PostPosted: Wed Nov 23, 2011 9:27 pm    Post subject: Reply with quote

One of my things, that's made it more difficult in the short run, is lack of licks. I decided - for right or wrong, that I didn't want to procure the regular set of vocab and have pre-arranged licks. Now of course I see the value in this and I TEACH students all about this and give them reams of lines, because thats the accepted way it's done. But FOR ME jazz is the art of improvisation and I wanted to actually learn to improvise stream of consciousness.

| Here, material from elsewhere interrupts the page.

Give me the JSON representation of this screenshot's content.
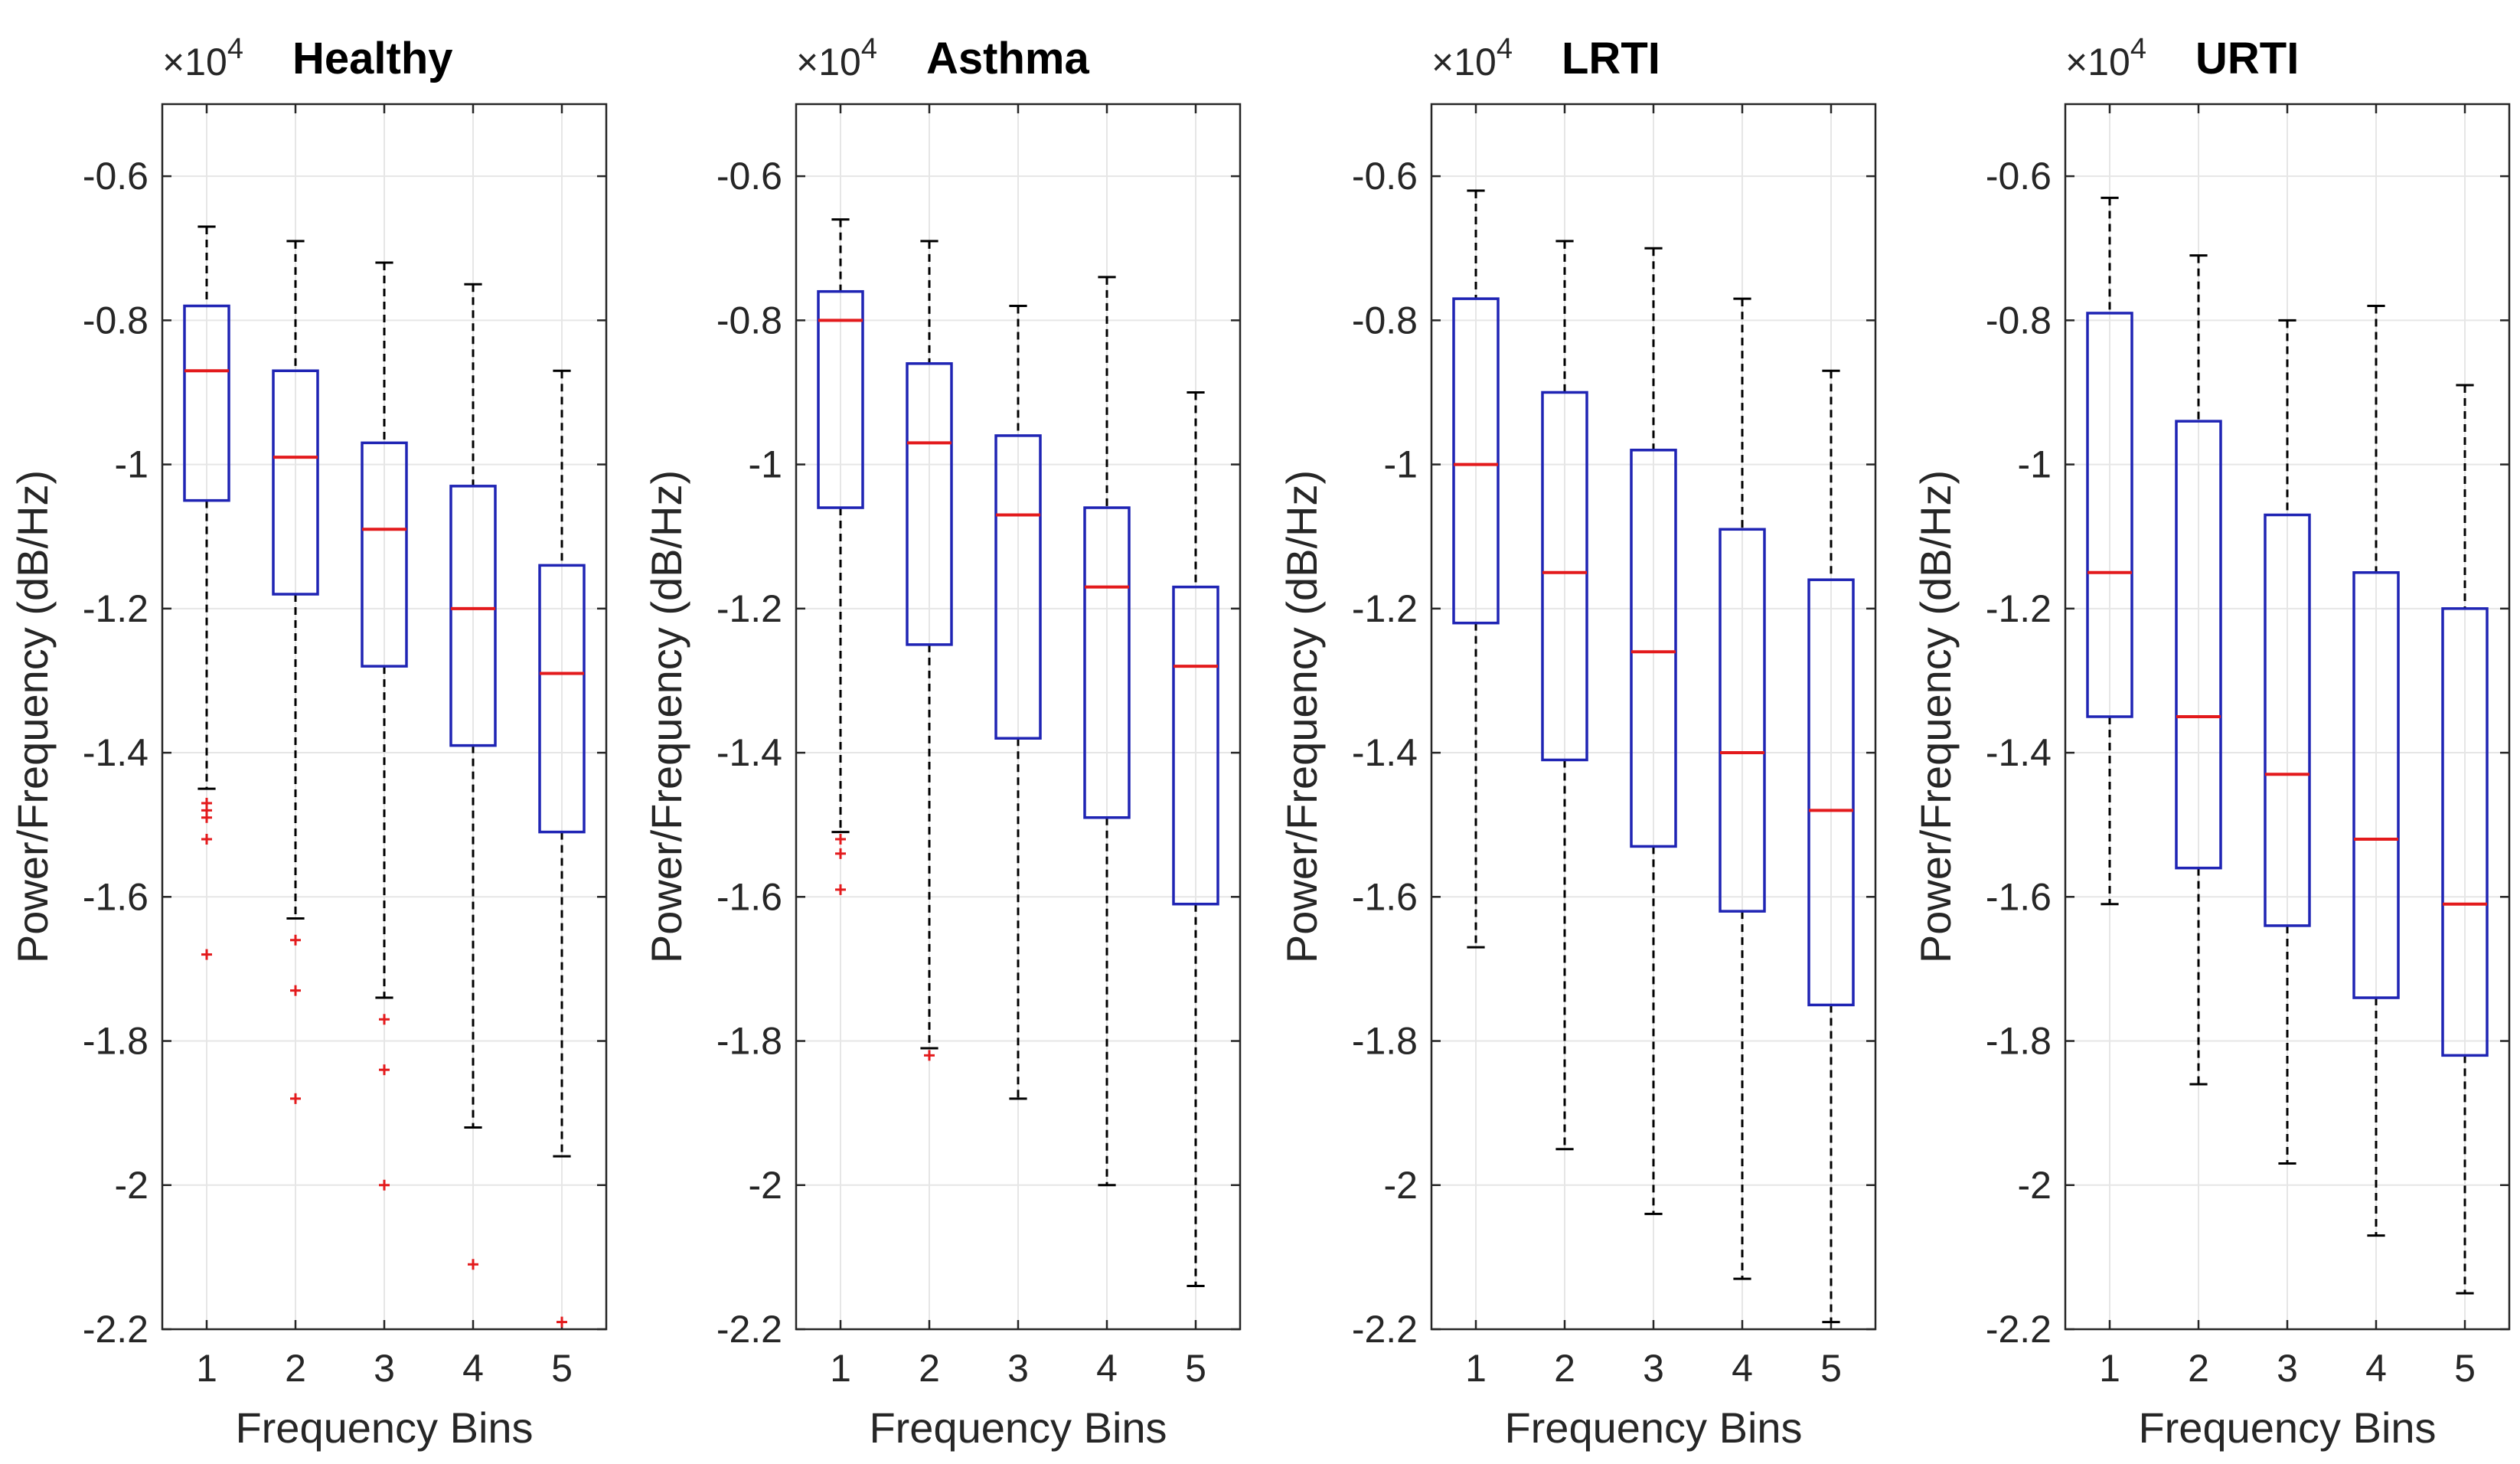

So I HAVE practiced my ii-Vs to the point where I get it and no longer pull them out of a hat. And learn some lines to the point where I get it and don't pull them out of my hat. But mainly I practiced tunes, soling at various tempos and creating my own lines. Transcriptions to the point where I HEAR what's going on and can intellectually justify the notes against the chords, understand the scalar and chordal neighbors/enclosures/bop phraseology but never pulled the rabbits out of my hat, simply because I never spent the time or saw the value in memorizing them.

That said you can achieve speed and learn to phrase without memorizing licks. But you have to practice playing the tunes like Cherokee, Rhythm changes, Donna Lee, Domingo at 250-280 or above, until you just feel comfortable.